Tuesday, March 14, 2006

What is it between you and me, Woman?

Someone explained to me that after Mary says "they have no wine", Jesus, who has grown weary of his mother's constant nagging, tells his mother to get lost with the rather odd phrase "What is it between you and me, Woman?" Methinks this person has read into the Scriptures something that cannot be read out of them.

In this second luminous mystery of the wedding at Cana, we have the last dialogue between Jesus and his Mother which appears in scripture (the first we already saw in the fifth joyful mystery of finding Jesus in the temple). In the first luminous mystery we struggled with why Jesus needed to be baptized (a problem of systematic theology) and ended focusing on our relationship with the Lord and how it begins with our consent but needs to mature to the point where we totally relinquish control of our own lives to the Lord. In the same spirit, let us struggle with the meaning of the phrase "what is it between you and me, Woman?" (a problem of exegesis) in hopes that we will learn something of the relationship between Mary and Jesus. For just as Jesus gives us the perfect example of what we should do and believe, the relationship of love between Jesus and Mary gives us one of the very best examples of what our own relationship with the Lord should be like.

If I learned anything from my days at Regent College, it was extreme caution against drawing any kind of connotative meaning from a literal translation of biblical text. Language is usage and changes quickly. King George VI remarked less than a hundred years ago that a piece of art was "awful, contrived, and artificial". And this was meant as a compliment! Yes, "back in those days" awful meant it inspired awe, contrived meant that deliberate effort had been spent to produce noticeable beauty, and artificial meant that it had the splendour of a beautiful work or artifice.
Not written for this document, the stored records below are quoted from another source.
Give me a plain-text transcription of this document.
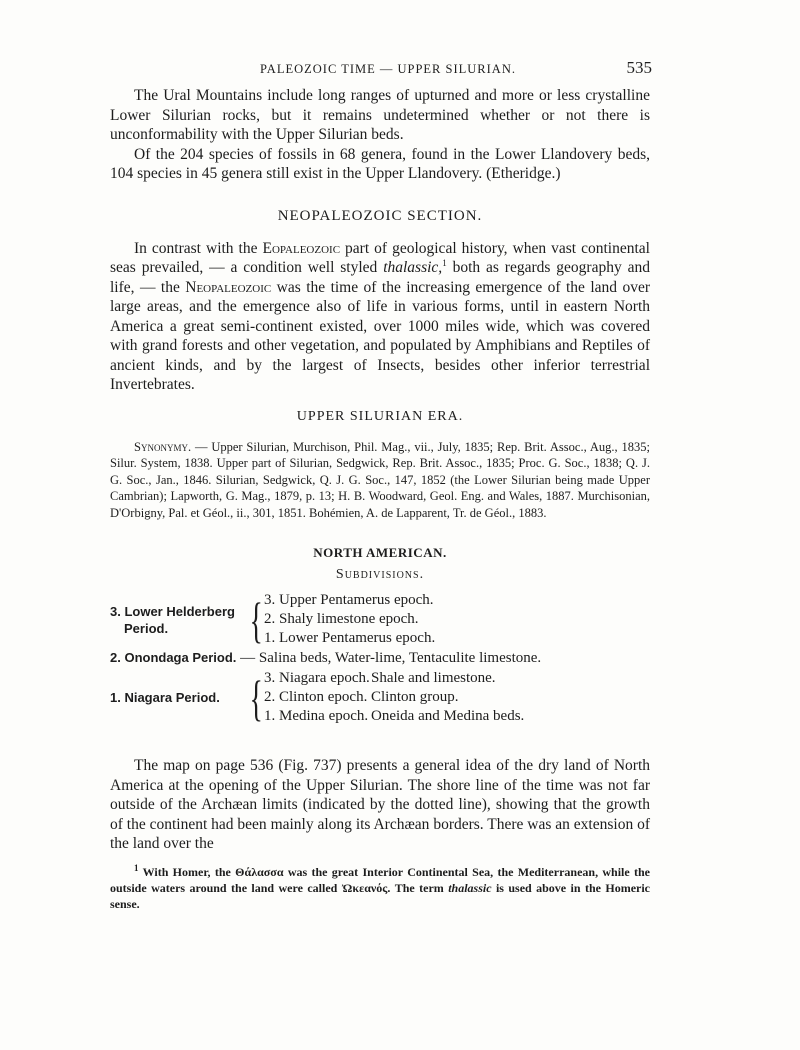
PALEOZOIC TIME — UPPER SILURIAN.	535

The Ural Mountains include long ranges of upturned and more or less crystalline Lower Silurian rocks, but it remains undetermined whether or not there is unconformability with the Upper Silurian beds.

Of the 204 species of fossils in 68 genera, found in the Lower Llandovery beds, 104 species in 45 genera still exist in the Upper Llandovery. (Etheridge.)

NEOPALEOZOIC SECTION.

In contrast with the Eopaleozoic part of geological history, when vast continental seas prevailed, — a condition well styled thalassic,$^1$ both as regards geography and life, — the Neopaleozoic was the time of the increasing emergence of the land over large areas, and the emergence also of life in various forms, until in eastern North America a great semi-continent existed, over 1000 miles wide, which was covered with grand forests and other vegetation, and populated by Amphibians and Reptiles of ancient kinds, and by the largest of Insects, besides other inferior terrestrial Invertebrates.

UPPER SILURIAN ERA.

Synonymy. — Upper Silurian, Murchison, Phil. Mag., vii., July, 1835; Rep. Brit. Assoc., Aug., 1835; Silur. System, 1838. Upper part of Silurian, Sedgwick, Rep. Brit. Assoc., 1835; Proc. G. Soc., 1838; Q. J. G. Soc., Jan., 1846. Silurian, Sedgwick, Q. J. G. Soc., 147, 1852 (the Lower Silurian being made Upper Cambrian); Lapworth, G. Mag., 1879, p. 13; H. B. Woodward, Geol. Eng. and Wales, 1887. Murchisonian, D'Orbigny, Pal. et Géol., ii., 301, 1851. Bohémien, A. de Lapparent, Tr. de Géol., 1883.

NORTH AMERICAN.
Subdivisions.
3. Lower Helderberg
Period.	{ 3. Upper Pentamerus epoch.
2. Shaly limestone epoch.
1. Lower Pentamerus epoch.
2. Onondaga Period. — Salina beds, Water-lime, Tentaculite limestone.
1. Niagara Period. { 3. Niagara epoch. Shale and limestone.
2. Clinton epoch. Clinton group.
1. Medina epoch. Oneida and Medina beds.

The map on page 536 (Fig. 737) presents a general idea of the dry land of North America at the opening of the Upper Silurian. The shore line of the time was not far outside of the Archæan limits (indicated by the dotted line), showing that the growth of the continent had been mainly along its Archæan borders. There was an extension of the land over the

$^1$ With Homer, the Θάλασσα was the great Interior Continental Sea, the Mediterranean, while the outside waters around the land were called Ὠκεανός. The term thalassic is used above in the Homeric sense.
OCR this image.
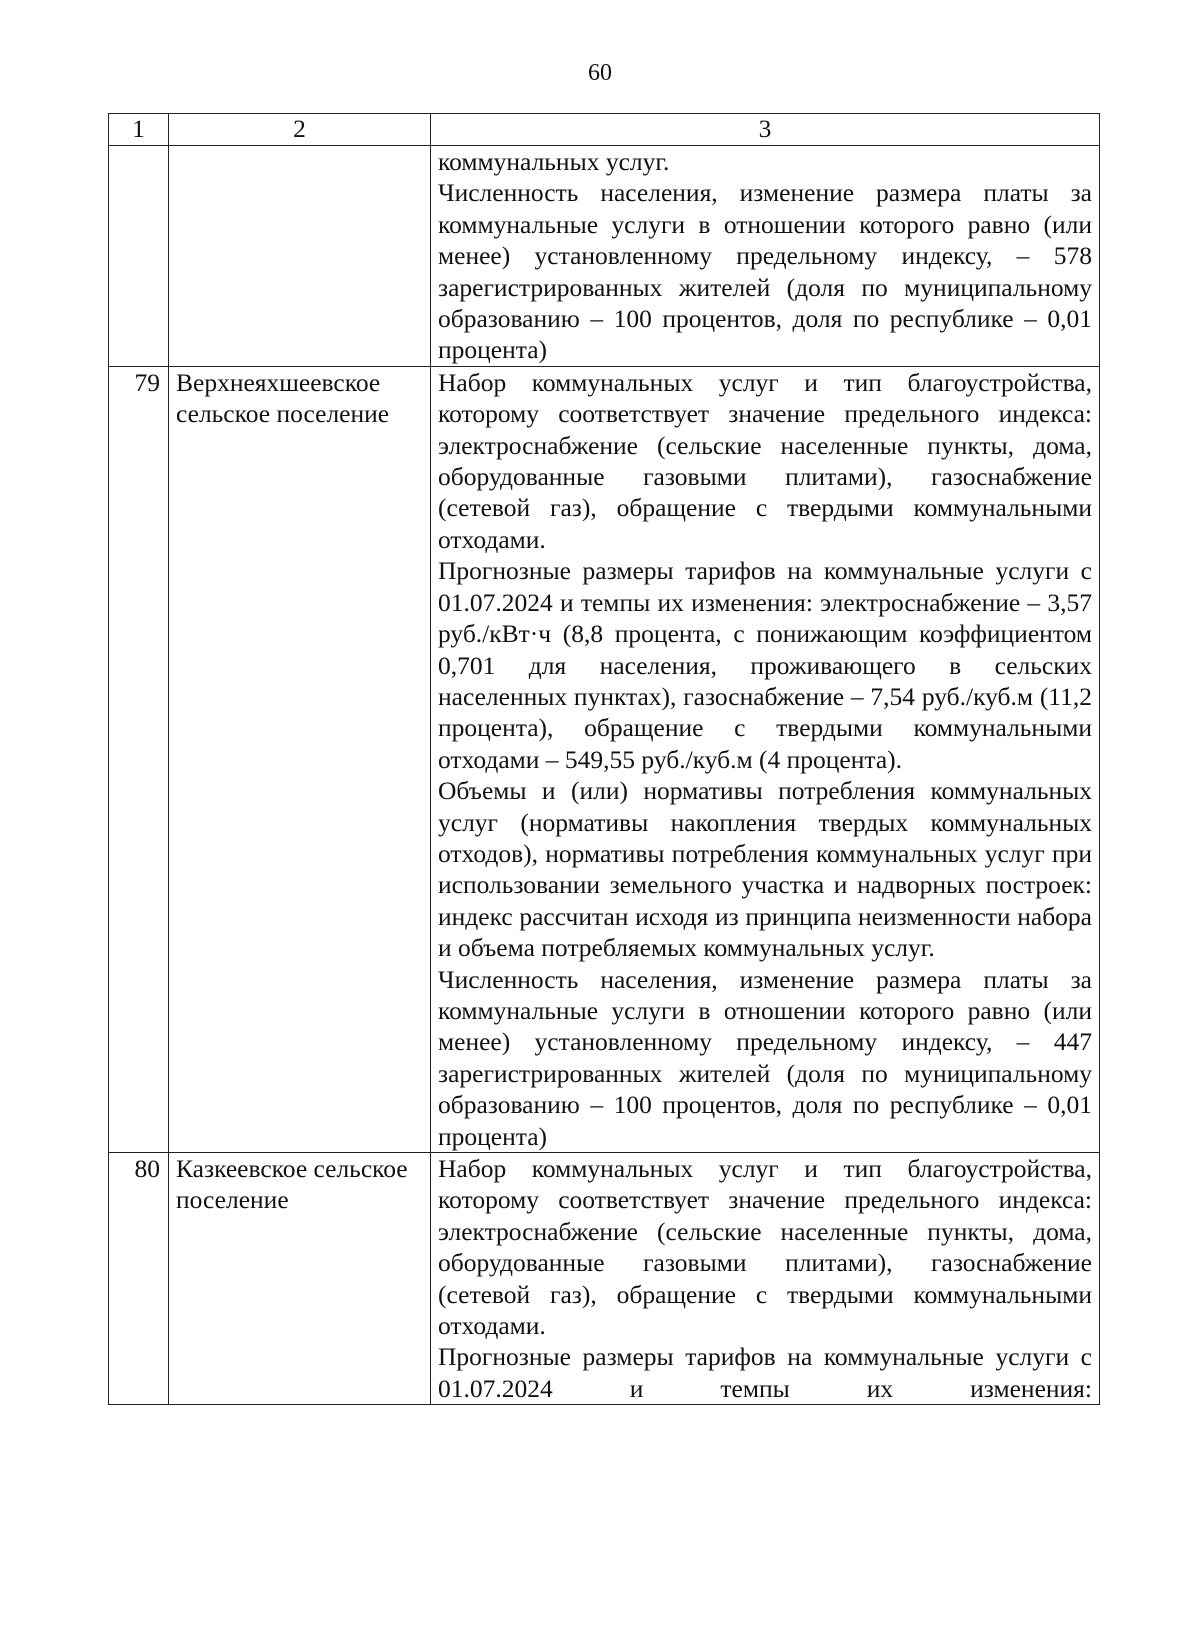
60
1	2	3

		коммунальных услуг.

Численность населения, изменение размера платы за коммунальные услуги в отношении которого равно (или менее) установленному предельному индексу, – 578 зарегистрированных жителей (доля по муниципальному образованию – 100 процентов, доля по республике – 0,01 процента)

79	Верхнеяхшеевское сельское поселение	Набор коммунальных услуг и тип благоустройства, которому соответствует значение предельного индекса: электроснабжение (сельские населенные пункты, дома, оборудованные газовыми плитами), газоснабжение (сетевой газ), обращение с твердыми коммунальными отходами.

Прогнозные размеры тарифов на коммунальные услуги с 01.07.2024 и темпы их изменения: электроснабжение – 3,57 руб./кВт·ч (8,8 процента, с понижающим коэффициентом 0,701 для населения, проживающего в сельских населенных пунктах), газоснабжение – 7,54 руб./куб.м (11,2 процента), обращение с твердыми коммунальными отходами – 549,55 руб./куб.м (4 процента).

Объемы и (или) нормативы потребления коммунальных услуг (нормативы накопления твердых коммунальных отходов), нормативы потребления коммунальных услуг при использовании земельного участка и надворных построек: индекс рассчитан исходя из принципа неизменности набора и объема потребляемых коммунальных услуг.

Численность населения, изменение размера платы за коммунальные услуги в отношении которого равно (или менее) установленному предельному индексу, – 447 зарегистрированных жителей (доля по муниципальному образованию – 100 процентов, доля по республике – 0,01 процента)

80	Казкеевское сельское поселение	Набор коммунальных услуг и тип благоустройства, которому соответствует значение предельного индекса: электроснабжение (сельские населенные пункты, дома, оборудованные газовыми плитами), газоснабжение (сетевой газ), обращение с твердыми коммунальными отходами.

Прогнозные размеры тарифов на коммунальные услуги с 01.07.2024 и темпы их изменения:
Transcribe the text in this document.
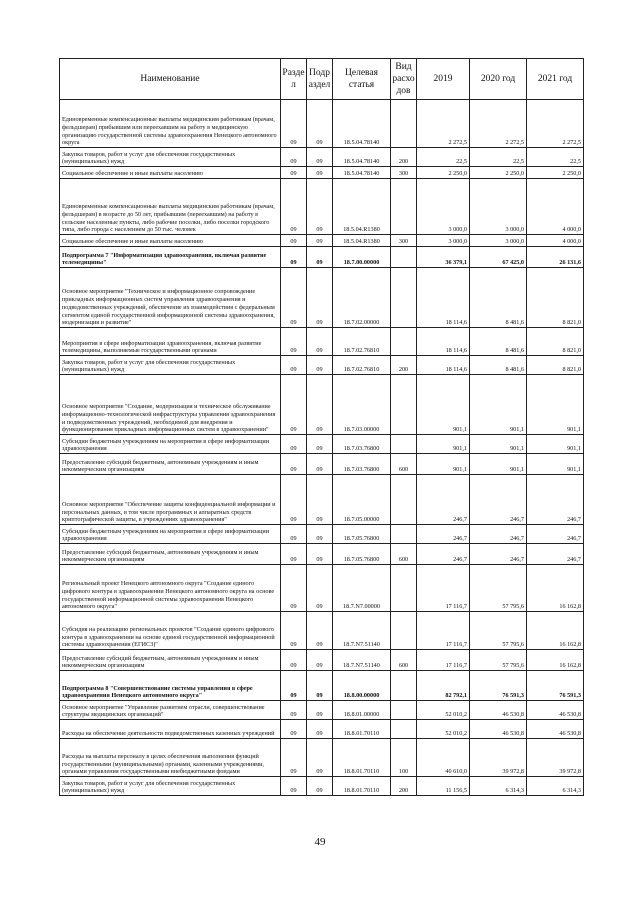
Наименование	Разде л	Подр аздел	Целевая статья	Вид расхо дов	2019	2020 год	2021 год
Единовременные компенсационные выплаты медицинским работникам (врачам, фельдшерам) прибывшим или переехавшим на работу в медицинскую организацию государственной системы здравоохранения Ненецкого автономного округа	09	09	18.5.04.78140		2 272,5	2 272,5	2 272,5
Закупка товаров, работ и услуг для обеспечения государственных (муниципальных) нужд	09	09	18.5.04.78140	200	22,5	22,5	22,5
Социальное обеспечение и иные выплаты населению	09	09	18.5.04.78140	300	2 250,0	2 250,0	2 250,0
Единовременные компенсационные выплаты медицинским работникам (врачам, фельдшерам) в возрасте до 50 лет, прибывшим (переехавшим) на работу в сельские населенные пункты, либо рабочие поселки, либо поселки городского типа, либо города с населением до 50 тыс. человек	09	09	18.5.04.R1380		3 000,0	3 000,0	4 000,0
Социальное обеспечение и иные выплаты населению	09	09	18.5.04.R1380	300	3 000,0	3 000,0	4 000,0
Подпрограмма 7 "Информатизация здравоохранения, включая развитие телемедицины"	09	09	18.7.00.00000		36 379,1	67 425,0	26 131,6
Основное мероприятие "Техническое и информационное сопровождение прикладных информационных систем управления здравоохранения и подведомственных учреждений, обеспечение их взаимодействия с федеральным сегментом единой государственной информационной системы здравоохранения, модернизация и развитие"	09	09	18.7.02.00000		18 114,6	8 481,6	8 821,0
Мероприятия в сфере информатизации здравоохранения, включая развитие телемедицины, выполняемые государственными органами	09	09	18.7.02.76810		18 114,6	8 481,6	8 821,0
Закупка товаров, работ и услуг для обеспечения государственных (муниципальных) нужд	09	09	18.7.02.76810	200	18 114,6	8 481,6	8 821,0
Основное мероприятие "Создание, модернизация и техническое обслуживание информационно-технологической инфраструктуры управления здравоохранения и подведомственных учреждений, необходимой для внедрения и функционирования прикладных информационных систем в здравоохранении"	09	09	18.7.03.00000		901,1	901,1	901,1
Субсидии бюджетным учреждениям на мероприятия в сфере информатизации здравоохранения	09	09	18.7.03.76800		901,1	901,1	901,1
Предоставление субсидий бюджетным, автономным учреждениям и иным некоммерческим организациям	09	09	18.7.03.76800	600	901,1	901,1	901,1
Основное мероприятие "Обеспечение защиты конфиденциальной информации и персональных данных, в том числе программных и аппаратных средств криптографической защиты, в учреждениях здравоохранения"	09	09	18.7.05.00000		246,7	246,7	246,7
Субсидии бюджетным учреждениям на мероприятия в сфере информатизации здравоохранения	09	09	18.7.05.76800		246,7	246,7	246,7
Предоставление субсидий бюджетным, автономным учреждениям и иным некоммерческим организациям	09	09	18.7.05.76800	600	246,7	246,7	246,7
Региональный проект Ненецкого автономного округа "Создание единого цифрового контура в здравоохранении Ненецкого автономного округа на основе государственной информационной системы здравоохранения Ненецкого автономного округа"	09	09	18.7.N7.00000		17 116,7	57 795,6	16 162,8
Субсидия на реализацию региональных проектов "Создание единого цифрового контура в здравоохранении на основе единой государственной информационной системы здравоохранения (ЕГИСЗ)"	09	09	18.7.N7.51140		17 116,7	57 795,6	16 162,8
Предоставление субсидий бюджетным, автономным учреждениям и иным некоммерческим организациям	09	09	18.7.N7.51140	600	17 116,7	57 795,6	16 162,8
Подпрограмма 8 "Совершенствование системы управления в сфере здравоохранения Ненецкого автономного округа"	09	09	18.8.00.00000		82 792,1	76 591,3	76 591,3
Основное мероприятие "Управление развитием отрасли, совершенствование структуры медицинских организаций"	09	09	18.8.01.00000		52 010,2	46 530,8	46 530,8
Расходы на обеспечение деятельности подведомственных казенных учреждений	09	09	18.8.01.70110		52 010,2	46 530,8	46 530,8
Расходы на выплаты персоналу в целях обеспечения выполнения функций государственными (муниципальными) органами, казенными учреждениями, органами управления государственными внебюджетными фондами	09	09	18.8.01.70110	100	40 610,0	39 972,8	39 972,8
Закупка товаров, работ и услуг для обеспечения государственных (муниципальных) нужд	09	09	18.8.01.70110	200	11 156,5	6 314,3	6 314,3
49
So when a phrase uttered "back in those days" gets translated into English, what sounds like an insult may not in fact be one.

My cousin tells me that the original Greek which gets rendered "what is it between you and me?" is actually a Greek phrase which continues to this day and gets uttered when someone wants to express a sentiment roughly like "that's amazing, I was thinking the exact same thing" (Yes, I know Petersen takes the "it's none of our business" interpretation but then we have the trouble of explaining why Jesus acts the way he does in response to Mary's "disobedience" rather than dealing with the difficulty of "my time has not yet come" - and therein lies the inherent difficulty with exegesis - you ask two biblical scholars and you get three answers).

If we, for the moment, take the interpretation that Jesus is expressing a consonance rather than dissonance of thought between himself and his Mother, we have a beautiful picture of a well-functioning team led by Our Lord. Like many other of Our Lord's commands, this one seems positively ludicrous. Fill the jars intended for ablutions with water and give it to the chief wine taster? How would you react if you ran out of wine at a party and someone told you to go fetch some water from the toilet bowl tank and start giving that stuff out? (like the ablution jars, technically it's clean but sure has some strong associations with very dirty stuff) I know I didn't really believe in this "turn the other cheek" and "bless those who persecute you" that I heard every Sunday until the Pope went and visited Ali Agca to forgive the man for attempting to murder him. Before believing in the promises of the Bible, almost every convert tells of how they met a person who believed in the promises of the Bible. While the words of Our Lord are truth in of themselves, the witness of just one person who believes the words of Our Lord can carry more weight with the undecided than the entirety of the Sacred Scriptures themselves. It is almost as if when someone believes the words of Our Lord, the word is made flesh once again. Now Mary knows from many years of experience (starting perhaps with finding him in the Temple) just how shocking and unexpected Jesus actions can be. And so she proactively and confidently tells the servants to "do whatever he tells you".

In this narrative of Jesus, Mary, and the servants bringing new wine to the wedding, we see here a perfect picture of what happens during "evangelism". It begins with someone who already has a relationship with the Lord noticing that many people are "without wine" and approaching the Lord with this concern. Why Jesus waited until Mary said something constitutes as much of a mystery as why Jesus often waits for us to pray for someone by name before converting them. The Lord then takes over and starts saying things which stretch the our bounds of credibility. And yet, a key witness still plays a part and says "we can trust Jesus and do whatever he says". People decide to trust because someone else also trusts - and the best wine ever brings new life to the party.

What is it between you and your Lord? It is your relationship with him, built on trust, united in concern for others, and a source of great blessing to those around you.